7. Assumptions and Diagnostics Summary

Assumption	Gaussian GLM	Logistic GLM	Poisson GLM
Correct distributional family	Residuals ~ Normal	Binary outcome	Non-negative integer
Linear relationship on link scale	Partial residual plots	Log-odds linearity	Log-mean linearity
Independence of observations	Design assumption	Design assumption	Design assumption
No influential outliers	Cook’s distance, leverage	Cook’s distance	Cook’s distance
No multicollinearity	VIF < 5	VIF < 5	VIF < 5
Equidispersion	—	—	Deviance / df ≈ 1

par(mfrow=c(1,3))
plot(m_gauss_full,   which=1, main="Gaussian GLM — residuals vs fitted")
plot(m_admit_main,   which=1, main="Logistic GLM — residuals vs fitted")
plot(m_nb,           which=1, main="Neg. Binom — residuals vs fitted")

par(mfrow=c(1,1))

8. References

Nelder, J. A., & Wedderburn, R. W. M. (1972). Generalized linear models. Journal of the Royal Statistical Society: Series A, 135(3), 370–384.
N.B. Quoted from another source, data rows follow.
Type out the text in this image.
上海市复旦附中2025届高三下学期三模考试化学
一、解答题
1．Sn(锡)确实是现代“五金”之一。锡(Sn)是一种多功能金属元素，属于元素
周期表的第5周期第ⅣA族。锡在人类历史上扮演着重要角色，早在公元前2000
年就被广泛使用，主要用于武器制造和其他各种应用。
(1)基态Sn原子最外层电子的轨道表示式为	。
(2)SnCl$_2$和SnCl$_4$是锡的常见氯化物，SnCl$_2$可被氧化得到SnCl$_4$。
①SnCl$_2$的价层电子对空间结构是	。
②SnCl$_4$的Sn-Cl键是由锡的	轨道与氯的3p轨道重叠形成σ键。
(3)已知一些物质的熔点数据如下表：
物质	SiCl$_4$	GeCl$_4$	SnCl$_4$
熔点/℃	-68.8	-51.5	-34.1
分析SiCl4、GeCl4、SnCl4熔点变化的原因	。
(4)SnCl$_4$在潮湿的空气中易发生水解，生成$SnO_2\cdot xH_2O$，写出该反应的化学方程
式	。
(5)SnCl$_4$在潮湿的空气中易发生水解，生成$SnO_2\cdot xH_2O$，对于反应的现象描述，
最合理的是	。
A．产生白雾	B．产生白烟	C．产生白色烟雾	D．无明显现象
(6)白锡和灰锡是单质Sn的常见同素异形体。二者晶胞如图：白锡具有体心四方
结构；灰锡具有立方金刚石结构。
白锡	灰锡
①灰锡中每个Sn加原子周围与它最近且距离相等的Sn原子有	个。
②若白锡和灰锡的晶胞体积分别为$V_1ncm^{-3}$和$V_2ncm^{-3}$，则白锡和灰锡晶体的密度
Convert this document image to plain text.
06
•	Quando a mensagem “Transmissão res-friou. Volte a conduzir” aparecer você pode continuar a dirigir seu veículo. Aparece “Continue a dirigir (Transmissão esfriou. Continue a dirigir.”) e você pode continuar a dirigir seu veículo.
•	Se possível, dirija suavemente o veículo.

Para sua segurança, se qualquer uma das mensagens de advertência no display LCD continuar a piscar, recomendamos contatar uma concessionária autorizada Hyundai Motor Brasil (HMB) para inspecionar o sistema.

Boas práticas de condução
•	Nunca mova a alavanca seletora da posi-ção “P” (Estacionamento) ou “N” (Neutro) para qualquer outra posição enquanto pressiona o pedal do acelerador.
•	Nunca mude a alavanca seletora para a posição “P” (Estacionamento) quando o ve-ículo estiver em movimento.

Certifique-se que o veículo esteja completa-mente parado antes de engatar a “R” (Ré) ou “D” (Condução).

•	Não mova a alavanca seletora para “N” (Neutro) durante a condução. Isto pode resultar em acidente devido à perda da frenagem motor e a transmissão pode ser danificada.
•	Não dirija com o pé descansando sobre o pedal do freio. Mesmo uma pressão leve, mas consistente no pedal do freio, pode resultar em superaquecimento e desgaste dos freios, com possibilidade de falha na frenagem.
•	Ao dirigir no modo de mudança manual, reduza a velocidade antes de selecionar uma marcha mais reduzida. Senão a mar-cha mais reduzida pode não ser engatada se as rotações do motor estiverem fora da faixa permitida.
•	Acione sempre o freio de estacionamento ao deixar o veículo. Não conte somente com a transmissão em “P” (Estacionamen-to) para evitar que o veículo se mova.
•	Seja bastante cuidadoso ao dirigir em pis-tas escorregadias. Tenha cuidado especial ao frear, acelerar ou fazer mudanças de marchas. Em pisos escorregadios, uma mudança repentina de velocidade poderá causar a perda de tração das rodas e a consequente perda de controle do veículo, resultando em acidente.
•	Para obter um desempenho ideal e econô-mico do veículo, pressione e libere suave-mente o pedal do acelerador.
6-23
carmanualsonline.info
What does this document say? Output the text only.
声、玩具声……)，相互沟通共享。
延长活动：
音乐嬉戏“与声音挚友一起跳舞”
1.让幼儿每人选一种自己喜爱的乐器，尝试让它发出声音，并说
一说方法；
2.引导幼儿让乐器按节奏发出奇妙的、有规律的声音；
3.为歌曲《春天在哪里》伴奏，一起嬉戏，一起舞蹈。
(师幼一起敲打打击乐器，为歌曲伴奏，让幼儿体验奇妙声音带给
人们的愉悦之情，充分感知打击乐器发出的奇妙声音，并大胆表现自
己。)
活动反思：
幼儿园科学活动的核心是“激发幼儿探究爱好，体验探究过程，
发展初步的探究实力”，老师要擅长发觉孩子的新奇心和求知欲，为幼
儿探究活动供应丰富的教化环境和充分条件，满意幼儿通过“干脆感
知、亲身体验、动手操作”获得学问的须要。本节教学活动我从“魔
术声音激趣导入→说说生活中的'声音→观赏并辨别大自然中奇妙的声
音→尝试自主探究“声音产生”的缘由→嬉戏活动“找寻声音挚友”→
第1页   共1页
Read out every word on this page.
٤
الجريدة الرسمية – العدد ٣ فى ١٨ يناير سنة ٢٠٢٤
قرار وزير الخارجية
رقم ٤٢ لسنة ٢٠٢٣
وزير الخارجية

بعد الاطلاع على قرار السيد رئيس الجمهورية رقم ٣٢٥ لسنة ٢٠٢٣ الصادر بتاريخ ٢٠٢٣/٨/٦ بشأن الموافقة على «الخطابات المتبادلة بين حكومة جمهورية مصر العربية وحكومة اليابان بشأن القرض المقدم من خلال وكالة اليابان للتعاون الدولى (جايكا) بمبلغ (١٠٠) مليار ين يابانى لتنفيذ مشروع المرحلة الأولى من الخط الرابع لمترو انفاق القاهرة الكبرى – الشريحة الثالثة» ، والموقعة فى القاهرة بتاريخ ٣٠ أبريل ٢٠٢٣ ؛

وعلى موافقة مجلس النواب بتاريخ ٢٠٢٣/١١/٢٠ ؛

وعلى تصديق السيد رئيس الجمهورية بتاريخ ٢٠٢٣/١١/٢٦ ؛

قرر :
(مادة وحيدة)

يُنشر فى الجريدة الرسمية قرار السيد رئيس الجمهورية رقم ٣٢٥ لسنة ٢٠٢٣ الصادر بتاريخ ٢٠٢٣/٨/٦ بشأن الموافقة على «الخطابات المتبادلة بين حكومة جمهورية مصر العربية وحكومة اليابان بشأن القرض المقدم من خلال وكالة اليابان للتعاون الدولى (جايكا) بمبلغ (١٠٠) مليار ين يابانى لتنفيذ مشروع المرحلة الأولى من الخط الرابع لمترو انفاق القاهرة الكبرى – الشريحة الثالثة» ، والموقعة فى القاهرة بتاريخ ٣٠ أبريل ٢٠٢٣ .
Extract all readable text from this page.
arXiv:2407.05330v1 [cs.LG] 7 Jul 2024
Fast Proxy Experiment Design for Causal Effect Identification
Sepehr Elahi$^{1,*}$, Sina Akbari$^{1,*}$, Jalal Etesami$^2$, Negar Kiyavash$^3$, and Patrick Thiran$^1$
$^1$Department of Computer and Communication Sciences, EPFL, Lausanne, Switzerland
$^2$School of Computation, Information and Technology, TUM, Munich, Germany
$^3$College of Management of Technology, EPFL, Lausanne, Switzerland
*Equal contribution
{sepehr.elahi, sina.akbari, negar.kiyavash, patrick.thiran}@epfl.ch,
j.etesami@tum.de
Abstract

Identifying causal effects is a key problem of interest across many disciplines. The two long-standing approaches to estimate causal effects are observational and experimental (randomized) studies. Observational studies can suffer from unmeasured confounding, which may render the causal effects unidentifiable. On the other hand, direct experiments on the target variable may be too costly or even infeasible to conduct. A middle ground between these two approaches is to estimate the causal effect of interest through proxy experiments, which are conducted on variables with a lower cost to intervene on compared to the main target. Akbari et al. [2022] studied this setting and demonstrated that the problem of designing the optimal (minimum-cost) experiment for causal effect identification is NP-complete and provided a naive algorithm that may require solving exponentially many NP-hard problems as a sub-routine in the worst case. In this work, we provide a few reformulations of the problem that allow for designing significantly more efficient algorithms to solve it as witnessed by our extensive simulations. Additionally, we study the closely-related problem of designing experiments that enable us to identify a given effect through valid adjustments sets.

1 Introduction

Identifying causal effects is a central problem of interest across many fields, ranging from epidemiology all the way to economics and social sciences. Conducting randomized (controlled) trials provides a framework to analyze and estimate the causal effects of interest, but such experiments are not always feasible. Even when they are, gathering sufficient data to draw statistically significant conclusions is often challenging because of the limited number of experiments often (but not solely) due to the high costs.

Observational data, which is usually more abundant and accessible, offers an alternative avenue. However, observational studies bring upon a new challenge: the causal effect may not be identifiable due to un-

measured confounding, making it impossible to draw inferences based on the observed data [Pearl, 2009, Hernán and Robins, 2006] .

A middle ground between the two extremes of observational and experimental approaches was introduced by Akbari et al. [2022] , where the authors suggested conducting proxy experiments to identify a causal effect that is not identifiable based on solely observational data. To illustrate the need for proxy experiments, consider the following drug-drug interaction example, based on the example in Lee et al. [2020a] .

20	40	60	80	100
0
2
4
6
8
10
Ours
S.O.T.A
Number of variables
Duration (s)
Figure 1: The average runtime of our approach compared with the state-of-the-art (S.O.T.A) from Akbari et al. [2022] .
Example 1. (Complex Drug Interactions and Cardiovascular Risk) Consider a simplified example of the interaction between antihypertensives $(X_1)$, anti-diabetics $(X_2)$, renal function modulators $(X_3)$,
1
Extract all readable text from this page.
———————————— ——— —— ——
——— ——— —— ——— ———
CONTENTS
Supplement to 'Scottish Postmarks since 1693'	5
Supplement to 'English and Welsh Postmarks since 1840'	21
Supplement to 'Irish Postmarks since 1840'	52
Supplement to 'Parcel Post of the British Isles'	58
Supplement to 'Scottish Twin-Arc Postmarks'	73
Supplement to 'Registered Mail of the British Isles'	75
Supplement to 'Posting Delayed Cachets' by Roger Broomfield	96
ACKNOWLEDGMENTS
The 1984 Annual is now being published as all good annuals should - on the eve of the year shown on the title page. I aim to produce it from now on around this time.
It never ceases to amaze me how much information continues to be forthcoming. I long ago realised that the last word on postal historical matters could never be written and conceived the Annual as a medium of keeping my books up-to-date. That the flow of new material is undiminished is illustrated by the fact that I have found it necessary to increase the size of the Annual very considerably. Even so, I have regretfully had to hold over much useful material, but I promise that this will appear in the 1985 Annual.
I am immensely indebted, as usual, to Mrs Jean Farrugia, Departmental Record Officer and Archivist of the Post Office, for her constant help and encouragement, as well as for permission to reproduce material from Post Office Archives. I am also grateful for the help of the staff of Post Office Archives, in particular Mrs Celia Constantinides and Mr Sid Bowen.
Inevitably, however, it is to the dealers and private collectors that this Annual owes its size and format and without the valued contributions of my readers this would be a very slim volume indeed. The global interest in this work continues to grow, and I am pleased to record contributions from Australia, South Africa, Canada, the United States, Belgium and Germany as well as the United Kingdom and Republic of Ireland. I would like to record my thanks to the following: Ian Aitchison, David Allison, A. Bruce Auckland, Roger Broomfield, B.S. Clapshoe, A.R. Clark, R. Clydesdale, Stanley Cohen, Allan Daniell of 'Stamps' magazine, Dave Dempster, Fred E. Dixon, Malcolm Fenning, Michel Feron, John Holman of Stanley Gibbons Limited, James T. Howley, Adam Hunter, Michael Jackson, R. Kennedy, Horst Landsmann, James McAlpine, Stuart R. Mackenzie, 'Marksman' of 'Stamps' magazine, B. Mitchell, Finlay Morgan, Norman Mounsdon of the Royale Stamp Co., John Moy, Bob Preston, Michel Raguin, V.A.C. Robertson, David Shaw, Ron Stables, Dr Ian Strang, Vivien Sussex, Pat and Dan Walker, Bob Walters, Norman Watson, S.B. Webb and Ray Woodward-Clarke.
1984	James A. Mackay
McCullagh, P., & Nelder, J. A. (1989). Generalized Linear Models (2nd ed.). Chapman & Hall.

Agresti, A. (2015). Foundations of Linear and Generalized Linear Models. Wiley.

Venables, W. N., & Ripley, B. D. (2002). Modern Applied Statistics with S (4th ed.). Springer.